Kulakları sağır eden bir çığlığı duyarsın da artık dayanamaz, kulaklarını kapatırsın ya…
Başını öne eğer, kulaklarını ellerinle kapatır, öylece beklersin.
Bu fırtına, bu koşturmaca, bu hengame bir an önce bitsin diye. Her ne oluyorsa etrafında, bir an önce sonlansın diye…
Sabahına bir temsile hazırlanır gibi hazırlandığım, ütülü gömleğimin üzerine yasımın derinliği kadar siyah kazağımı atıp da başladığım günümün geri kalanı, ekseriyetle bu hisle geçmişti sayın okuyucu.
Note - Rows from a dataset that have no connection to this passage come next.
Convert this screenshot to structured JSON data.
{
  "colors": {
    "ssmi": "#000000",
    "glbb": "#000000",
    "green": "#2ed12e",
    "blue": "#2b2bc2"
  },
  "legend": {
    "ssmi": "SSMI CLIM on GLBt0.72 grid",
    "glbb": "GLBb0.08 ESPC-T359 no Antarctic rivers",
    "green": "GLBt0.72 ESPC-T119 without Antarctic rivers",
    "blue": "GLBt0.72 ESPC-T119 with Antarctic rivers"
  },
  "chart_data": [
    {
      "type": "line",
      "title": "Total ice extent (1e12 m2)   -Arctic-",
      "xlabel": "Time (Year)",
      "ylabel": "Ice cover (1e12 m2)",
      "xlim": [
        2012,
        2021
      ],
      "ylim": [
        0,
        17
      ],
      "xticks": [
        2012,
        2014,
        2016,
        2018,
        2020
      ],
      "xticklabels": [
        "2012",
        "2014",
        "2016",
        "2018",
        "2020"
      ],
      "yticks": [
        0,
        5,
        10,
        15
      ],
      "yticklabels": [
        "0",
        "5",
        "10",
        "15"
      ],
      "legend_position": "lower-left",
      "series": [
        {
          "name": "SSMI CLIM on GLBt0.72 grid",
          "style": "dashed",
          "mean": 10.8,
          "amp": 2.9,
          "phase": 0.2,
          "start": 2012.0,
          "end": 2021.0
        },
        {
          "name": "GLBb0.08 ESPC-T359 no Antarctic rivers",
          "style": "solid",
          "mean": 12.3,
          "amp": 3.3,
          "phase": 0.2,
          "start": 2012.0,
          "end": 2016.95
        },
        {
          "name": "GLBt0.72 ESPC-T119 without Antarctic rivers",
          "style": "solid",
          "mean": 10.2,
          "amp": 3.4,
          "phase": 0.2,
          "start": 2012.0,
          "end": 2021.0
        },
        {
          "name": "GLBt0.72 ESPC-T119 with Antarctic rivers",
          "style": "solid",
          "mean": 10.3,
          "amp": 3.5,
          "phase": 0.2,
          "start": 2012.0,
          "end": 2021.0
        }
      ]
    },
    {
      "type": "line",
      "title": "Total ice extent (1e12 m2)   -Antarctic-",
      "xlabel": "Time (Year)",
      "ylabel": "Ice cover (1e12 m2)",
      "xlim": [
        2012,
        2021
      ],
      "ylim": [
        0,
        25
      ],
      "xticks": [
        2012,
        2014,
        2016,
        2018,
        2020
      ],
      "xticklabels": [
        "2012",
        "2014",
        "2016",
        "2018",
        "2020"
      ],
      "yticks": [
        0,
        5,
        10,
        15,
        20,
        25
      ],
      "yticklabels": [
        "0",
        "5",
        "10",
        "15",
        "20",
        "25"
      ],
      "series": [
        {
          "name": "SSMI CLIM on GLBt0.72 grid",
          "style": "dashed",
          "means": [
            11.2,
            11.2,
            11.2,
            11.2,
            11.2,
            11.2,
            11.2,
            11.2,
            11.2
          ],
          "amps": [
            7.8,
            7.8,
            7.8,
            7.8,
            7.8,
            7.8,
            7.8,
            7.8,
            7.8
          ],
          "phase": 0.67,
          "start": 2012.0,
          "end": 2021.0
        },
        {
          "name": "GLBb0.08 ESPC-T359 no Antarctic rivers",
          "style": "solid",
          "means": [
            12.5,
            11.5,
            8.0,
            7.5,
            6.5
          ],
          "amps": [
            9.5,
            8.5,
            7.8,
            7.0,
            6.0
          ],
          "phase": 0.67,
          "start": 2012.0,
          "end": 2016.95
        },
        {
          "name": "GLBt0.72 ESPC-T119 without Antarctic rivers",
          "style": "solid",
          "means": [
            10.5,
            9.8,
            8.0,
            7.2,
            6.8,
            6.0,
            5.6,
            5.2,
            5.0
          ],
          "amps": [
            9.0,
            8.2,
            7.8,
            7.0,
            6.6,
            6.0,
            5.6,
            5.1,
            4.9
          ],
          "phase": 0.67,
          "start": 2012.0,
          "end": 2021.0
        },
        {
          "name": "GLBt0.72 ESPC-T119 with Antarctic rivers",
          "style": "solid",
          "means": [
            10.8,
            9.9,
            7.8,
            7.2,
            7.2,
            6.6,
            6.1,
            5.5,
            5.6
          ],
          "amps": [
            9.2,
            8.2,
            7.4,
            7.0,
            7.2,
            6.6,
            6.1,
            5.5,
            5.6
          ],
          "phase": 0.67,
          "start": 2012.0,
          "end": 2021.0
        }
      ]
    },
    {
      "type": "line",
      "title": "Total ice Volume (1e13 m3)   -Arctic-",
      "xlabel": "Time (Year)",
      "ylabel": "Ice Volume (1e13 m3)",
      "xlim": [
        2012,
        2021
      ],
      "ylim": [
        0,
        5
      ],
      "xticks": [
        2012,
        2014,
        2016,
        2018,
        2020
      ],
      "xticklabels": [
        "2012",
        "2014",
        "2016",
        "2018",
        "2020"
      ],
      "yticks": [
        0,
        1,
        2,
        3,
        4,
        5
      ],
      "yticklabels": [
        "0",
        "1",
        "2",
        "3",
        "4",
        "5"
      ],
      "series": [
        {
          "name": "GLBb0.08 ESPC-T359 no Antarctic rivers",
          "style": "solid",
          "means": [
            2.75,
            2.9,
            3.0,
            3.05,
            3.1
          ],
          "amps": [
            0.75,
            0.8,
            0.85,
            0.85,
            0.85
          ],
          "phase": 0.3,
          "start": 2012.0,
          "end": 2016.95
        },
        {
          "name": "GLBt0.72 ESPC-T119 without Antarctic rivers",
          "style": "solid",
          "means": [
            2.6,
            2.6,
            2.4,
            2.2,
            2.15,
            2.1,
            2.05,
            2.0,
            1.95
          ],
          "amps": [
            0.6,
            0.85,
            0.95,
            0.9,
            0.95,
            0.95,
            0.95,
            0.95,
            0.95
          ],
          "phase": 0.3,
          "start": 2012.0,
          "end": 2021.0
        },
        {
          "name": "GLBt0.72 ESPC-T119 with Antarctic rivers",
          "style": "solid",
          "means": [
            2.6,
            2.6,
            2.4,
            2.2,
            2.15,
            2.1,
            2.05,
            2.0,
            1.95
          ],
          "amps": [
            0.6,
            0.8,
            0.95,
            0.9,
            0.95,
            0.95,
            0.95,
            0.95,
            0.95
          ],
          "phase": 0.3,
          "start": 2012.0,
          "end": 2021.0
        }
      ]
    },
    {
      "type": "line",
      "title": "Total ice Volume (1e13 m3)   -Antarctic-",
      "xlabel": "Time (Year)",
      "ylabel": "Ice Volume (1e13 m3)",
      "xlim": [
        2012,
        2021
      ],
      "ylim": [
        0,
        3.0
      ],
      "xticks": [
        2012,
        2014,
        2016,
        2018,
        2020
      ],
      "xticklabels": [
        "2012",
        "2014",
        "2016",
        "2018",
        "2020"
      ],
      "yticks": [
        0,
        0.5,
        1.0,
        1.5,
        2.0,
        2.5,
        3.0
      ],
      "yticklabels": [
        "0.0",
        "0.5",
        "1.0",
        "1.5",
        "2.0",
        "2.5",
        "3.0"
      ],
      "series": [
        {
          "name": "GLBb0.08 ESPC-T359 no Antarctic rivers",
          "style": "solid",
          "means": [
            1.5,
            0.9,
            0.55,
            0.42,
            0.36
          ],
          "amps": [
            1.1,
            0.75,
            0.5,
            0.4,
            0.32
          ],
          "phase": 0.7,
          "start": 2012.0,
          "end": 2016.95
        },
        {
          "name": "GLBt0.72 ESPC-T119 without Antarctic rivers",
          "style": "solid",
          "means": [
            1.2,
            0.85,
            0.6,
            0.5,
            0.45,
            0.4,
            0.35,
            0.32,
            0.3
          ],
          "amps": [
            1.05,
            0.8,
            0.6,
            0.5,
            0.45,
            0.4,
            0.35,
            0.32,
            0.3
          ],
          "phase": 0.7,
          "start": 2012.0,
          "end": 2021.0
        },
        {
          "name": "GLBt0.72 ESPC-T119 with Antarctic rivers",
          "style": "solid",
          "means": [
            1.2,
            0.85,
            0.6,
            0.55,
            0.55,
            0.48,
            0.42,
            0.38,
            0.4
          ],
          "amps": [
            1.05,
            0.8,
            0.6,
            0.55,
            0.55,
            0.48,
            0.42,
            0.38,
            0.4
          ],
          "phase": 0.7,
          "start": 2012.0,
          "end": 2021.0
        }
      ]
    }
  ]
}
Sayısız insanın yüzündeki donukluk, gün boyu süren ancak ara ara yükselen hıçkırık sesleriyle bölünmüş; köşe başlarında uzunca süredir görüşemeyenlerin günlük sohbetleri fısıltı halinde kulağıma kadar ulaşmıştı.
Hepsi bir kakafoniden oluşan bunca ses ve görüntü, günün sonunda beni bir fırtınadan sağ çıkmayı başarmış; ancak sağ çıkmak mı hayırlı yoksa yitip gitmek mi bilememiş bir denizcinin yorgunluğuna sevk etmişti.
Anahtarı kapının deliğine soktuğumda sanki son gücümü kullanmış gibiydim.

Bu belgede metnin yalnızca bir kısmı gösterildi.